Monae Ballard, 17, says she spent three weeks shivering in San Francisco’s juvenile hall for her role in a robbery. She says she learned her lesson and is excited to be out. She joins the group on a large drum with a mallet and sways side to side through the rest of class. “Once you get the beat down, you start moving with it,” Ballard says. “You have fun with it.”
Dance Kaiso co-founders Mark and Frey have devoted themselves to keeping San Francisco’s established Afro-Caribbean dance scene thriving. Mark was a principal dancer with The Astor Johnson Repertory Dance Theater of Trinidad and Tobago. Frey was a professional actor and dancer before she met Mark while earning a Master’s in Dance Ethnology from San Francisco State.
Mark says they are just as serious about working with teens and small children as they are adult professionals. “They’re creative in their own right,” Mark explains. “I respect that.

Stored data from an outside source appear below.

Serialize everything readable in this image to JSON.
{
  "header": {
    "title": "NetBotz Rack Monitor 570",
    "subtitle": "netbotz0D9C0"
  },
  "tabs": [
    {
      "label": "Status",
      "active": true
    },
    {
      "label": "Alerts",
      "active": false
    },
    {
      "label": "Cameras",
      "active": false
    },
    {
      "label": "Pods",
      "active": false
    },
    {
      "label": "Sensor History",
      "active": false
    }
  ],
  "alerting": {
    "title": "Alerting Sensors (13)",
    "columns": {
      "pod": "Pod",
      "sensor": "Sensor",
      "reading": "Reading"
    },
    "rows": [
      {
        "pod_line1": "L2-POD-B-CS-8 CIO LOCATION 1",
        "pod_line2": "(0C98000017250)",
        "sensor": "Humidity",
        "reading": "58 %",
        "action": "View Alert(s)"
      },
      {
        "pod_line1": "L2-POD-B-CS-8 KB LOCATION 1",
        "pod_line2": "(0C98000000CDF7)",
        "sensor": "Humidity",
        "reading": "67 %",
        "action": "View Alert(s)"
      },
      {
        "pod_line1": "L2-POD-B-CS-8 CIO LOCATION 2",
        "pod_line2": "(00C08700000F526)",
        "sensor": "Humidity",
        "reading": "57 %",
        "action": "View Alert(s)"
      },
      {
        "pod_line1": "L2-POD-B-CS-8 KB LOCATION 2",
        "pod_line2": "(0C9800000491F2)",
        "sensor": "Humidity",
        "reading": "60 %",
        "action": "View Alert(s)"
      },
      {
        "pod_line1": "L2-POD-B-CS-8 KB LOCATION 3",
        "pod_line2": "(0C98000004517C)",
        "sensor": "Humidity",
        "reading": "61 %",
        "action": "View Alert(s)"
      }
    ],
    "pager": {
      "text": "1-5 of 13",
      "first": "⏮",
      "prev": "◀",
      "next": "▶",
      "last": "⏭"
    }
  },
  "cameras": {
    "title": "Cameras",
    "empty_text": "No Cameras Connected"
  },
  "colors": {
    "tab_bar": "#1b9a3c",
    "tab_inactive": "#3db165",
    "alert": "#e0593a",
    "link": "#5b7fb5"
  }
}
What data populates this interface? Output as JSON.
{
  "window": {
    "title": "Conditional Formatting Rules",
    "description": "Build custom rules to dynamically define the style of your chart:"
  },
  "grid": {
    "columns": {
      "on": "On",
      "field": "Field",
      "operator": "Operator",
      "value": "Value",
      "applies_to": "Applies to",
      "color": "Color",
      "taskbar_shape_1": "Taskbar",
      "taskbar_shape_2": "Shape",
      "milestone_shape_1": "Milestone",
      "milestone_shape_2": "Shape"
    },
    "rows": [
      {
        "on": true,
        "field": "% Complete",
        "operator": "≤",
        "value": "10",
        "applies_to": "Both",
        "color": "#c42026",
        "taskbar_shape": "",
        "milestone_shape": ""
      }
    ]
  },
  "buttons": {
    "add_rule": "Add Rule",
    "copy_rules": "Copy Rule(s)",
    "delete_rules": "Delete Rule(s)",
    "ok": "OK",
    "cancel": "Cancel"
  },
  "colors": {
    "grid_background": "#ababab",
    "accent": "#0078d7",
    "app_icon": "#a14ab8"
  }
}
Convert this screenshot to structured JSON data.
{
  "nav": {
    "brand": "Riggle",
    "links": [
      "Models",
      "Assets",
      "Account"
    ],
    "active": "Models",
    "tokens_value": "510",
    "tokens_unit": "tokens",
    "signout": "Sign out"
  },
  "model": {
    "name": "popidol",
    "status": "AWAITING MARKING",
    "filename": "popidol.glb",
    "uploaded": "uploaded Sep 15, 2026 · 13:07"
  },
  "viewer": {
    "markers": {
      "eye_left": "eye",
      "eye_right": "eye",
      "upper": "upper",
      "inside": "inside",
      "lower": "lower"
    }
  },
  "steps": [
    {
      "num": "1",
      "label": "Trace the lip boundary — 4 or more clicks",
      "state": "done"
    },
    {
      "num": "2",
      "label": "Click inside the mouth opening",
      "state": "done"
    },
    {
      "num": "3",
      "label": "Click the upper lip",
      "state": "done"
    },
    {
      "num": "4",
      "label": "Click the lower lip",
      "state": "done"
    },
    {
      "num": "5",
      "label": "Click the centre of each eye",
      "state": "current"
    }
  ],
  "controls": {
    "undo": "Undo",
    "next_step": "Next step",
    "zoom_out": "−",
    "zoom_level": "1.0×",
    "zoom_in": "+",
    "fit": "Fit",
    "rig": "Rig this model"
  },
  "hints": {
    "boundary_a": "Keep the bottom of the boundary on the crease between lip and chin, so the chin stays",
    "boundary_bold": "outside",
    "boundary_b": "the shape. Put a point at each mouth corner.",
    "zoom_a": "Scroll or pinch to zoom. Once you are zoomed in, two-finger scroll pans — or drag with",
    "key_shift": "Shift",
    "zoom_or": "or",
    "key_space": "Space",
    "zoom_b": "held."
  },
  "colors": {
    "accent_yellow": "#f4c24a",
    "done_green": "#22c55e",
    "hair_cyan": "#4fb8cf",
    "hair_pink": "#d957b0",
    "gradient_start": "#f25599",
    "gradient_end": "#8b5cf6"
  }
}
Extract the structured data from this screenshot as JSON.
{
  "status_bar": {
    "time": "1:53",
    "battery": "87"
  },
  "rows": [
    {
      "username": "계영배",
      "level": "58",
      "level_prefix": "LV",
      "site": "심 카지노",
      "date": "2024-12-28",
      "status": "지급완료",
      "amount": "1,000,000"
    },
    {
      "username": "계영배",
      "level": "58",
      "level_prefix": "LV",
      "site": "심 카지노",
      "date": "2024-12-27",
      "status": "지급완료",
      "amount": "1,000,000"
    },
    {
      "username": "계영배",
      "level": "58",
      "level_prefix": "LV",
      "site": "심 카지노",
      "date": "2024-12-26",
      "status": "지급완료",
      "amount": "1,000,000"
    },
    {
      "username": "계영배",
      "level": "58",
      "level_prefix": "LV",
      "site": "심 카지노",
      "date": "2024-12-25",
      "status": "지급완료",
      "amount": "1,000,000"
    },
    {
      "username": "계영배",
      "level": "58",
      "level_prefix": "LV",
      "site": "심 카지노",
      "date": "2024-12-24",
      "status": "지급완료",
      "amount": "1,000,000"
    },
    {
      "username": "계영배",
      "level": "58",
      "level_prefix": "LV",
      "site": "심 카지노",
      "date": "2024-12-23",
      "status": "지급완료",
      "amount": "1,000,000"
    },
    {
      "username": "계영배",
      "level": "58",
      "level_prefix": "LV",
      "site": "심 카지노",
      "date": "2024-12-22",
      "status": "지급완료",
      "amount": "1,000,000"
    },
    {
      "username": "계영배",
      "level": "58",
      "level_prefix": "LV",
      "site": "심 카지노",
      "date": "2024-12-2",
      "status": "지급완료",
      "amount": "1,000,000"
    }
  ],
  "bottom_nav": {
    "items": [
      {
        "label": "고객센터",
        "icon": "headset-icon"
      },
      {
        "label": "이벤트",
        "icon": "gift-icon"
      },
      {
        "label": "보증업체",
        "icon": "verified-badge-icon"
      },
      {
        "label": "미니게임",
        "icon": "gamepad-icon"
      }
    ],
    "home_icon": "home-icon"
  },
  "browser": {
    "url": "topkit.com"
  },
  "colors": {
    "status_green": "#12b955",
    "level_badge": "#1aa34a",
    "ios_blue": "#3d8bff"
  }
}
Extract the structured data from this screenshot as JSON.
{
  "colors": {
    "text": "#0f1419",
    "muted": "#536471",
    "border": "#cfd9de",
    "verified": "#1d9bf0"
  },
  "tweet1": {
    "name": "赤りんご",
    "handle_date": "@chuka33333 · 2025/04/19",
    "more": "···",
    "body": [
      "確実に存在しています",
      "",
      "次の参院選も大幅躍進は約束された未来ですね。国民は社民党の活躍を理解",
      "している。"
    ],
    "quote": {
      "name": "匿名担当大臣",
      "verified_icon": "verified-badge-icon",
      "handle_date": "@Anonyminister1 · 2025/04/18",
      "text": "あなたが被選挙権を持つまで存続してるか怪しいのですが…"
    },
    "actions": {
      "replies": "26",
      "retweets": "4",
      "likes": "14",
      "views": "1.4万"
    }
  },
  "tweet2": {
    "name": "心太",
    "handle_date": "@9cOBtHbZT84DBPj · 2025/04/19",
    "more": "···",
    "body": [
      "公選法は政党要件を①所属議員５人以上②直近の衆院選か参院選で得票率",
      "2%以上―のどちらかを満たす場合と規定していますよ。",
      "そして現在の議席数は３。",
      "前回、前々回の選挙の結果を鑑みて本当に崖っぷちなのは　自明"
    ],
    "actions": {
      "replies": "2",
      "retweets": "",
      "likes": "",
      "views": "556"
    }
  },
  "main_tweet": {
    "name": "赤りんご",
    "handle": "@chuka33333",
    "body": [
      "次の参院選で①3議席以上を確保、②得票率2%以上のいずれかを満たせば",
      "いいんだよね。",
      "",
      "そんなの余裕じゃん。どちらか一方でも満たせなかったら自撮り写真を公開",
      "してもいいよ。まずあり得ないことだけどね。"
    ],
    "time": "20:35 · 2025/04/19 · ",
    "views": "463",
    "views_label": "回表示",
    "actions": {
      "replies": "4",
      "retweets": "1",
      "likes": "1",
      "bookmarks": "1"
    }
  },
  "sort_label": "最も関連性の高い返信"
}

I don’t differentiate working with them from any seasoned artist.” That philosophy is tested a bit with another group Dance Kaiso is training for the Kwanzaa performance.
The some two dozen preschoolers gathered at an empty gallery in the city’s Western Addition neighborhood come from several community-enrichment programs. They giggle and stumble over their shoe laces as they learn their roles. Mark and Frey take turns marching them down the floor to the jambalasse rhythm, clawing the air with curled fingers.
The footwork is pretty complex for these novice dancers. So, for the show, most will line up under a long, shaggy dragon costume made of multicolored rags and prance to a calypso piece by famous Trinidadian musician Lord Kitchener. A few days later, Dance Kaiso heads to the Meadows Livingstone School, a tiny, private elementary school tucked behind a gate in the city’s Mission District. Mark and Frey have been artists-in-residence here for about 15 years. Before they begin the dance class, the kids take turns standing before the Kwanzaa altar to remember their ancestors.
Then they stomp, jump and swing their arms all together and in time to a bongo beat used at wake ceremonies in Trinidad. Mark and Frey often stop the music to let the kids reflect on what they’re doing and how it relates to them. “My dad’s family is from the Caribbean and Trinidad,” says one young boy. “My grandpa’s father,” he clarifies.
Principal Gail Meadows says working with Dance Kaiso helps the kids better understand and celebrate their African roots. “Plus, if you can accomplish something as a child, as a person in general, you feel good about yourself,” Meadows says. “You know, you can take your place in this world.”
Kids from all three groups will take their places onstage Thursday, December 26, 2013 for the Kwanzaa celebration at the West Bay Conference Center on Fillmore Street. Mark and Frey say above all, they want the kids to have fun and infuse their own creativity into the performance.